バックエンドは基本的にRubyとRailsが使われています(一部はGoなど別の言語を使用)。言語とフレームワークが揃っていることで学習コストを抑えて開発を行えています。 詳しくは後述しますが、フロントエンドはこのあたりに課題を抱えています。

Railsアプリケーションのレイヤー

Railsアプリケーション上で他のマイクロサービスと連携する処理は gateways というレイヤーを設けてそこに集約しています。

下のようなイメージです。

# Railsの app以下のディレクトリ
.
├── assets
├── controllers
├── gateways <- ここに他のマイクロサービスと連携する処理を集約している
├── helpers
・
・
・

他サービスとの連携は処理を追いづらいことが多いですが、異なるRailsアプリでも同じ構成をとることで処理が追いやすくなっています。

インフラ編

AnsibleとTerraformによるIaC

弊社のインフラの多くは、AnsibleとTerraformでコード化して管理しています。新しい仕組みの導入や大きな変更はSREチームが担当しますが、アプリケーションの変更に伴うちょっとした修正はサーバーサイドチームのメンバーも修正を行います。その際、AnsibleやTerraformのコードを修正してSREチームのレビューを受けてから反映しています。

これにより以下のようなメリットがあると感じています。

  • アプリケーションを開発するサーバーサイドのメンバーもインフラ構成や設定を把握しやすくなる
  • 作業がSREチームのみに集中することを避けられている
  • SREチームのコードレビューを受けることで一定の質を保って修正が行える

改善したいところ

ここまでは良いと感じている点を挙げてきましたが、改善したい点もいくつか紹介します。

フロントエンドの技術スタックが統一されていない

弊社の体制上、Webのフロントエンドが得意なエンジニアは、スマホアプリではなくWebのサービスであるStudyplus for Schoolを開発している部署に集まっています。
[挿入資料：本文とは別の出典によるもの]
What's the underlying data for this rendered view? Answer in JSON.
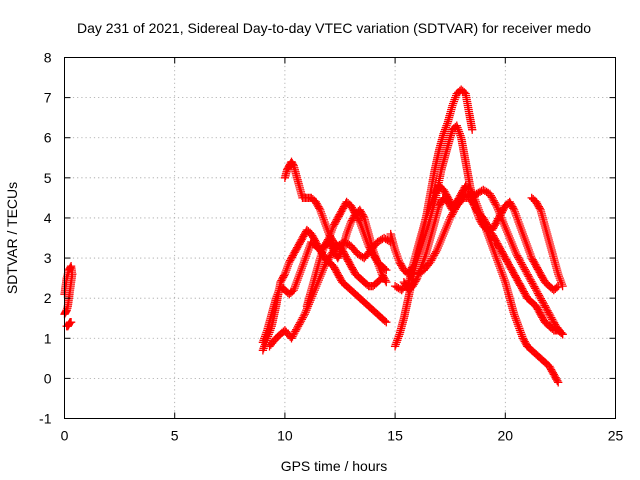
{
  "chart_data": {
    "type": "scatter",
    "title": "Day 231 of 2021, Sidereal Day-to-day VTEC variation (SDTVAR) for receiver medo",
    "xlabel": "GPS time / hours",
    "ylabel": "SDTVAR / TECUs",
    "xlim": [
      0,
      25
    ],
    "ylim": [
      -1,
      8
    ],
    "xticks": [
      "0",
      "5",
      "10",
      "15",
      "20",
      "25"
    ],
    "yticks": [
      "-1",
      "0",
      "1",
      "2",
      "3",
      "4",
      "5",
      "6",
      "7",
      "8"
    ],
    "grid": true,
    "legend": "none",
    "marker": "plus",
    "color": "#ff0000",
    "series": [
      {
        "points": [
          [
            0.0,
            2.1
          ],
          [
            0.05,
            2.3
          ],
          [
            0.1,
            2.5
          ],
          [
            0.15,
            2.6
          ],
          [
            0.2,
            2.7
          ],
          [
            0.3,
            2.8
          ],
          [
            0.35,
            2.6
          ]
        ]
      },
      {
        "points": [
          [
            0.0,
            1.6
          ],
          [
            0.05,
            1.65
          ],
          [
            0.1,
            1.7
          ],
          [
            0.15,
            1.8
          ],
          [
            0.2,
            2.0
          ],
          [
            0.25,
            2.2
          ],
          [
            0.3,
            2.4
          ],
          [
            0.35,
            2.6
          ]
        ]
      },
      {
        "points": [
          [
            0.1,
            1.3
          ],
          [
            0.15,
            1.3
          ],
          [
            0.2,
            1.35
          ],
          [
            0.25,
            1.4
          ],
          [
            0.3,
            1.4
          ]
        ]
      },
      {
        "points": [
          [
            9.0,
            0.7
          ],
          [
            9.2,
            1.0
          ],
          [
            9.4,
            1.3
          ],
          [
            9.6,
            1.8
          ],
          [
            9.8,
            2.4
          ],
          [
            10.0,
            2.6
          ],
          [
            10.2,
            2.9
          ],
          [
            10.4,
            3.1
          ],
          [
            10.6,
            3.3
          ],
          [
            10.8,
            3.5
          ],
          [
            11.0,
            3.7
          ],
          [
            11.2,
            3.6
          ],
          [
            11.4,
            3.4
          ],
          [
            11.6,
            3.2
          ],
          [
            11.8,
            3.0
          ],
          [
            12.0,
            2.9
          ],
          [
            12.2,
            2.8
          ],
          [
            12.4,
            2.6
          ],
          [
            12.6,
            2.4
          ],
          [
            12.8,
            2.3
          ],
          [
            13.0,
            2.2
          ],
          [
            13.2,
            2.1
          ],
          [
            13.4,
            2.0
          ],
          [
            13.6,
            1.9
          ],
          [
            13.8,
            1.8
          ],
          [
            14.0,
            1.7
          ],
          [
            14.2,
            1.6
          ],
          [
            14.4,
            1.5
          ],
          [
            14.6,
            1.4
          ]
        ]
      },
      {
        "points": [
          [
            9.0,
            0.9
          ],
          [
            9.2,
            1.2
          ],
          [
            9.4,
            1.6
          ],
          [
            9.6,
            2.0
          ],
          [
            9.8,
            2.3
          ],
          [
            10.0,
            2.2
          ],
          [
            10.2,
            2.1
          ],
          [
            10.4,
            2.2
          ],
          [
            10.6,
            2.5
          ],
          [
            10.8,
            2.8
          ],
          [
            11.0,
            3.1
          ],
          [
            11.2,
            3.4
          ],
          [
            11.4,
            3.3
          ],
          [
            11.6,
            3.2
          ],
          [
            11.8,
            3.3
          ],
          [
            12.0,
            3.5
          ],
          [
            12.2,
            3.8
          ],
          [
            12.4,
            4.0
          ],
          [
            12.6,
            4.2
          ],
          [
            12.8,
            4.4
          ],
          [
            13.0,
            4.3
          ],
          [
            13.2,
            4.1
          ],
          [
            13.4,
            3.9
          ],
          [
            13.6,
            3.6
          ],
          [
            13.8,
            3.3
          ],
          [
            14.0,
            3.1
          ],
          [
            14.2,
            2.9
          ],
          [
            14.4,
            2.8
          ],
          [
            14.6,
            2.7
          ]
        ]
      },
      {
        "points": [
          [
            9.3,
            0.8
          ],
          [
            9.6,
            1.0
          ],
          [
            10.0,
            1.2
          ],
          [
            10.3,
            1.0
          ],
          [
            10.6,
            1.3
          ],
          [
            10.9,
            1.6
          ],
          [
            11.2,
            2.0
          ],
          [
            11.5,
            2.4
          ],
          [
            11.8,
            2.8
          ],
          [
            12.1,
            3.1
          ],
          [
            12.4,
            3.3
          ],
          [
            12.7,
            3.4
          ],
          [
            13.0,
            3.3
          ],
          [
            13.3,
            3.1
          ],
          [
            13.6,
            3.0
          ],
          [
            13.9,
            3.2
          ],
          [
            14.2,
            3.4
          ],
          [
            14.5,
            3.5
          ],
          [
            14.8,
            3.4
          ]
        ]
      },
      {
        "points": [
          [
            10.0,
            5.0
          ],
          [
            10.1,
            5.2
          ],
          [
            10.2,
            5.3
          ],
          [
            10.3,
            5.4
          ],
          [
            10.4,
            5.3
          ],
          [
            10.5,
            5.1
          ],
          [
            10.6,
            4.9
          ],
          [
            10.7,
            4.7
          ],
          [
            10.8,
            4.5
          ],
          [
            11.0,
            4.5
          ],
          [
            11.2,
            4.5
          ],
          [
            11.4,
            4.4
          ],
          [
            11.6,
            4.2
          ],
          [
            11.8,
            3.9
          ],
          [
            12.0,
            3.6
          ],
          [
            12.2,
            3.4
          ],
          [
            12.4,
            3.3
          ],
          [
            12.6,
            3.2
          ],
          [
            12.8,
            3.0
          ],
          [
            13.0,
            2.8
          ],
          [
            13.2,
            2.6
          ],
          [
            13.4,
            2.5
          ],
          [
            13.6,
            2.4
          ],
          [
            13.8,
            2.3
          ],
          [
            14.0,
            2.3
          ],
          [
            14.2,
            2.4
          ],
          [
            14.4,
            2.5
          ]
        ]
      },
      {
        "points": [
          [
            11.0,
            1.8
          ],
          [
            11.2,
            2.2
          ],
          [
            11.4,
            2.6
          ],
          [
            11.6,
            3.0
          ],
          [
            11.8,
            3.3
          ],
          [
            12.0,
            3.4
          ],
          [
            12.2,
            3.2
          ],
          [
            12.4,
            3.0
          ],
          [
            12.6,
            3.2
          ],
          [
            12.8,
            3.6
          ],
          [
            13.0,
            3.9
          ],
          [
            13.2,
            4.1
          ],
          [
            13.4,
            4.2
          ],
          [
            13.6,
            4.0
          ],
          [
            13.8,
            3.6
          ],
          [
            14.0,
            3.2
          ],
          [
            14.2,
            2.9
          ],
          [
            14.4,
            2.6
          ],
          [
            14.6,
            2.4
          ]
        ]
      },
      {
        "points": [
          [
            14.8,
            3.6
          ],
          [
            15.0,
            3.2
          ],
          [
            15.2,
            2.9
          ],
          [
            15.4,
            2.7
          ],
          [
            15.6,
            2.6
          ],
          [
            15.8,
            2.8
          ],
          [
            16.0,
            3.2
          ],
          [
            16.2,
            3.6
          ],
          [
            16.4,
            4.0
          ],
          [
            16.6,
            4.3
          ],
          [
            16.8,
            4.6
          ],
          [
            17.0,
            4.8
          ],
          [
            17.2,
            4.7
          ],
          [
            17.4,
            4.5
          ],
          [
            17.6,
            4.3
          ],
          [
            17.8,
            4.4
          ],
          [
            18.0,
            4.6
          ],
          [
            18.2,
            4.8
          ],
          [
            18.4,
            4.7
          ],
          [
            18.6,
            4.5
          ],
          [
            18.8,
            4.2
          ],
          [
            19.0,
            3.9
          ],
          [
            19.2,
            3.6
          ],
          [
            19.4,
            3.3
          ],
          [
            19.6,
            3.0
          ],
          [
            19.8,
            2.7
          ],
          [
            20.0,
            2.4
          ],
          [
            20.2,
            2.0
          ],
          [
            20.4,
            1.6
          ],
          [
            20.6,
            1.3
          ],
          [
            20.8,
            1.0
          ],
          [
            21.0,
            0.8
          ],
          [
            21.2,
            0.7
          ],
          [
            21.4,
            0.6
          ],
          [
            21.6,
            0.5
          ],
          [
            21.8,
            0.4
          ],
          [
            22.0,
            0.3
          ],
          [
            22.2,
            0.1
          ],
          [
            22.4,
            -0.1
          ]
        ]
      },
      {
        "points": [
          [
            15.0,
            0.8
          ],
          [
            15.2,
            1.1
          ],
          [
            15.4,
            1.5
          ],
          [
            15.6,
            2.0
          ],
          [
            15.8,
            2.5
          ],
          [
            16.0,
            3.0
          ],
          [
            16.2,
            3.5
          ],
          [
            16.4,
            4.0
          ],
          [
            16.6,
            4.6
          ],
          [
            16.8,
            5.2
          ],
          [
            17.0,
            5.7
          ],
          [
            17.2,
            6.1
          ],
          [
            17.4,
            6.4
          ],
          [
            17.6,
            6.8
          ],
          [
            17.8,
            7.1
          ],
          [
            18.0,
            7.2
          ],
          [
            18.2,
            7.1
          ],
          [
            18.4,
            6.5
          ],
          [
            18.5,
            6.2
          ]
        ]
      },
      {
        "points": [
          [
            15.0,
            2.3
          ],
          [
            15.3,
            2.2
          ],
          [
            15.6,
            2.4
          ],
          [
            15.9,
            2.8
          ],
          [
            16.2,
            3.3
          ],
          [
            16.5,
            3.8
          ],
          [
            16.8,
            4.4
          ],
          [
            17.1,
            5.2
          ],
          [
            17.4,
            5.8
          ],
          [
            17.6,
            6.2
          ],
          [
            17.8,
            6.3
          ],
          [
            18.0,
            6.0
          ],
          [
            18.2,
            5.4
          ],
          [
            18.4,
            4.8
          ],
          [
            18.6,
            4.3
          ],
          [
            18.8,
            4.0
          ],
          [
            19.0,
            3.8
          ],
          [
            19.2,
            3.7
          ],
          [
            19.4,
            3.6
          ],
          [
            19.6,
            3.4
          ],
          [
            19.8,
            3.2
          ],
          [
            20.0,
            3.0
          ],
          [
            20.2,
            2.8
          ],
          [
            20.4,
            2.6
          ],
          [
            20.6,
            2.4
          ],
          [
            20.8,
            2.2
          ],
          [
            21.0,
            2.0
          ],
          [
            21.2,
            1.9
          ],
          [
            21.4,
            1.8
          ],
          [
            21.6,
            1.6
          ],
          [
            21.8,
            1.4
          ],
          [
            22.0,
            1.3
          ],
          [
            22.2,
            1.2
          ],
          [
            22.4,
            1.2
          ],
          [
            22.6,
            1.1
          ]
        ]
      },
      {
        "points": [
          [
            15.4,
            2.4
          ],
          [
            15.6,
            2.2
          ],
          [
            15.8,
            2.3
          ],
          [
            16.0,
            2.5
          ],
          [
            16.2,
            2.8
          ],
          [
            16.4,
            3.1
          ],
          [
            16.6,
            3.5
          ],
          [
            16.8,
            3.9
          ],
          [
            17.0,
            4.3
          ],
          [
            17.2,
            4.5
          ],
          [
            17.4,
            4.4
          ],
          [
            17.6,
            4.2
          ],
          [
            17.8,
            4.3
          ],
          [
            18.0,
            4.5
          ],
          [
            18.2,
            4.6
          ],
          [
            18.4,
            4.5
          ],
          [
            18.6,
            4.3
          ],
          [
            18.8,
            4.1
          ],
          [
            19.0,
            4.0
          ],
          [
            19.2,
            3.8
          ],
          [
            19.4,
            3.7
          ],
          [
            19.6,
            3.9
          ],
          [
            19.8,
            4.1
          ],
          [
            20.0,
            4.3
          ],
          [
            20.2,
            4.4
          ],
          [
            20.4,
            4.2
          ],
          [
            20.6,
            3.9
          ],
          [
            20.8,
            3.6
          ],
          [
            21.0,
            3.3
          ],
          [
            21.2,
            3.0
          ],
          [
            21.4,
            2.8
          ],
          [
            21.6,
            2.6
          ],
          [
            21.8,
            2.4
          ],
          [
            22.0,
            2.3
          ],
          [
            22.2,
            2.2
          ],
          [
            22.4,
            2.3
          ]
        ]
      },
      {
        "points": [
          [
            16.0,
            2.6
          ],
          [
            16.3,
            2.7
          ],
          [
            16.6,
            2.9
          ],
          [
            16.9,
            3.2
          ],
          [
            17.2,
            3.6
          ],
          [
            17.5,
            4.0
          ],
          [
            17.8,
            4.3
          ],
          [
            18.1,
            4.5
          ],
          [
            18.4,
            4.5
          ],
          [
            18.7,
            4.6
          ],
          [
            19.0,
            4.7
          ],
          [
            19.3,
            4.6
          ],
          [
            19.6,
            4.3
          ],
          [
            19.9,
            3.9
          ],
          [
            20.2,
            3.5
          ],
          [
            20.5,
            3.1
          ],
          [
            20.8,
            2.8
          ],
          [
            21.1,
            2.5
          ],
          [
            21.4,
            2.2
          ],
          [
            21.7,
            1.9
          ],
          [
            22.0,
            1.6
          ],
          [
            22.3,
            1.3
          ],
          [
            22.6,
            1.1
          ]
        ]
      },
      {
        "points": [
          [
            21.2,
            4.5
          ],
          [
            21.4,
            4.4
          ],
          [
            21.6,
            4.2
          ],
          [
            21.8,
            3.8
          ],
          [
            22.0,
            3.4
          ],
          [
            22.2,
            3.0
          ],
          [
            22.4,
            2.6
          ],
          [
            22.6,
            2.3
          ]
        ]
      }
    ]
  }
}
そのためStudyplus事業部が担当するWeb画面を持ったサービスはサーバーサイドチームのメンバーがメンテナンスしています。

そのような体制ではありますが、使っているサービスによってJavaScriptのフレームワークは以下のように各種フレームワークが使われています。

  • Vue.js
  • React
  • AngularJS(Angularではない)
  • jQuery

これらをサーバーサイドエンジニアがメンテナンスしているためコストが上がってしまっており、ある程度は技術スタックを揃えていく必要があると感じています。

Ruby、Railsのバージョン

現状は各サービスで使っているRuby、Railsのバージョンがそれぞれ以下となっており、最新のバージョンに追従できていない状態です。

  • Ruby: 2.5系 or 2.6系
  • Rails: 5.2系

これがすぐに問題となるわけではありませんが、最新のバージョンからの差が大きくなるほどバージョンを上げるコストが上がっていきます。また、最新の機能や改善された機能の恩恵を受けられないというデメリットもあり、近いうちにバージョンを上げていきたいと考えています。
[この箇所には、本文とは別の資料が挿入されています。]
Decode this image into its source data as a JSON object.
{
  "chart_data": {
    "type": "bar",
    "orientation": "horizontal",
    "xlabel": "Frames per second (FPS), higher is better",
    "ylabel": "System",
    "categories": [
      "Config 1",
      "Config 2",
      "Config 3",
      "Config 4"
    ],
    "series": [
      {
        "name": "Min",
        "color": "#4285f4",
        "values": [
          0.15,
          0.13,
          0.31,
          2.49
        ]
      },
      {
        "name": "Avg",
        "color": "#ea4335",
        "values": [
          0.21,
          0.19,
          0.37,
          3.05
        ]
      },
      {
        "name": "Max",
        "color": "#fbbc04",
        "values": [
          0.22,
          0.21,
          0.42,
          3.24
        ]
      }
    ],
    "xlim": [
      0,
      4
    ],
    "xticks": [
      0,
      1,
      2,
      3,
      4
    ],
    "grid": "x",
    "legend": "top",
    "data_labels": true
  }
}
また、バージョンを上げていく作業は今後も発生し続けるため、なるべくコストを抑えつつ新バージョンに追従していく仕組みや体制を考えていきたいです。

まとめ

サーバーサイドチームが担当するサービスで共通することを中心に開発事情を紹介しました。個人的には複数のサービスで技術スタックや開発のフローが統一されている点が現状のチーム体制を考えると効率的だと感じて気に入っている点です。
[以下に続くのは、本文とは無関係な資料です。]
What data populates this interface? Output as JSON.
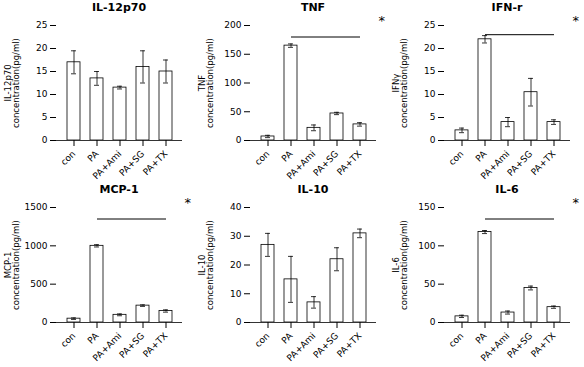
{
  "chart_data": [
    {
      "type": "bar",
      "title": "IL-12p70",
      "ylabel": "IL-12p70\nconcentration(pg/ml)",
      "categories": [
        "con",
        "PA",
        "PA+Ami",
        "PA+SG",
        "PA+TX"
      ],
      "values": [
        17.0,
        13.5,
        11.5,
        16.0,
        15.0
      ],
      "errors": [
        2.5,
        1.5,
        0.3,
        3.5,
        2.5
      ],
      "ylim": [
        0,
        25
      ],
      "yticks": [
        0,
        5,
        10,
        15,
        20,
        25
      ],
      "color": "white",
      "grid": false
    },
    {
      "type": "bar",
      "title": "TNF",
      "ylabel": "TNF\nconcentration(pg/ml)",
      "categories": [
        "con",
        "PA",
        "PA+Ami",
        "PA+SG",
        "PA+TX"
      ],
      "values": [
        7.0,
        165.0,
        22.0,
        47.0,
        28.0
      ],
      "errors": [
        2.0,
        3.0,
        5.0,
        2.0,
        3.0
      ],
      "ylim": [
        0,
        200
      ],
      "yticks": [
        0,
        50,
        100,
        150,
        200
      ],
      "color": "white",
      "grid": false,
      "sig_line": {
        "from": "PA",
        "to": "PA+TX",
        "y": 180
      },
      "annotation": "*"
    },
    {
      "type": "bar",
      "title": "IFN-r",
      "ylabel": "IFNγ\nconcentration(pg/ml)",
      "categories": [
        "con",
        "PA",
        "PA+Ami",
        "PA+SG",
        "PA+TX"
      ],
      "values": [
        2.2,
        22.0,
        4.0,
        10.5,
        4.0
      ],
      "errors": [
        0.5,
        0.8,
        1.0,
        3.0,
        0.5
      ],
      "ylim": [
        0,
        25
      ],
      "yticks": [
        0,
        5,
        10,
        15,
        20,
        25
      ],
      "color": "white",
      "grid": false,
      "sig_line": {
        "from": "PA",
        "to": "PA+TX",
        "y": 23
      },
      "annotation": "*"
    },
    {
      "type": "bar",
      "title": "MCP-1",
      "ylabel": "MCP-1\nconcentration(pg/ml)",
      "categories": [
        "con",
        "PA",
        "PA+Ami",
        "PA+SG",
        "PA+TX"
      ],
      "values": [
        50.0,
        1000.0,
        100.0,
        220.0,
        150.0
      ],
      "errors": [
        10.0,
        15.0,
        12.0,
        10.0,
        15.0
      ],
      "ylim": [
        0,
        1500
      ],
      "yticks": [
        0,
        500,
        1000,
        1500
      ],
      "color": "white",
      "grid": false,
      "sig_line": {
        "from": "PA",
        "to": "PA+TX",
        "y": 1350
      },
      "annotation": "*"
    },
    {
      "type": "bar",
      "title": "IL-10",
      "ylabel": "IL-10\nconcentration(pg/ml)",
      "categories": [
        "con",
        "PA",
        "PA+Ami",
        "PA+SG",
        "PA+TX"
      ],
      "values": [
        27.0,
        15.0,
        7.0,
        22.0,
        31.0
      ],
      "errors": [
        4.0,
        8.0,
        2.0,
        4.0,
        1.5
      ],
      "ylim": [
        0,
        40
      ],
      "yticks": [
        0,
        10,
        20,
        30,
        40
      ],
      "color": "white",
      "grid": false
    },
    {
      "type": "bar",
      "title": "IL-6",
      "ylabel": "IL-6\nconcentration(pg/ml)",
      "categories": [
        "con",
        "PA",
        "PA+Ami",
        "PA+SG",
        "PA+TX"
      ],
      "values": [
        8.0,
        118.0,
        13.0,
        45.0,
        20.0
      ],
      "errors": [
        1.5,
        2.0,
        2.0,
        2.5,
        1.5
      ],
      "ylim": [
        0,
        150
      ],
      "yticks": [
        0,
        50,
        100,
        150
      ],
      "color": "white",
      "grid": false,
      "sig_line": {
        "from": "PA",
        "to": "PA+TX",
        "y": 135
      },
      "annotation": "*"
    }
  ]
}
新しいサービスにJOINして開発を開始するまでに必要な要素は、ドメイン知識など多岐にわたると思います。その中でもサービスを横断して統一されていることが多いとその一部を把握する時間をショートカットできるので立ち上がりが早くなると思います。

一方、そのマイクロサービスに適した個別のやり方を選択することも必要なので、開発の体制とバランスを取りながらより価値を発揮しやすい環境にしていきたいところです。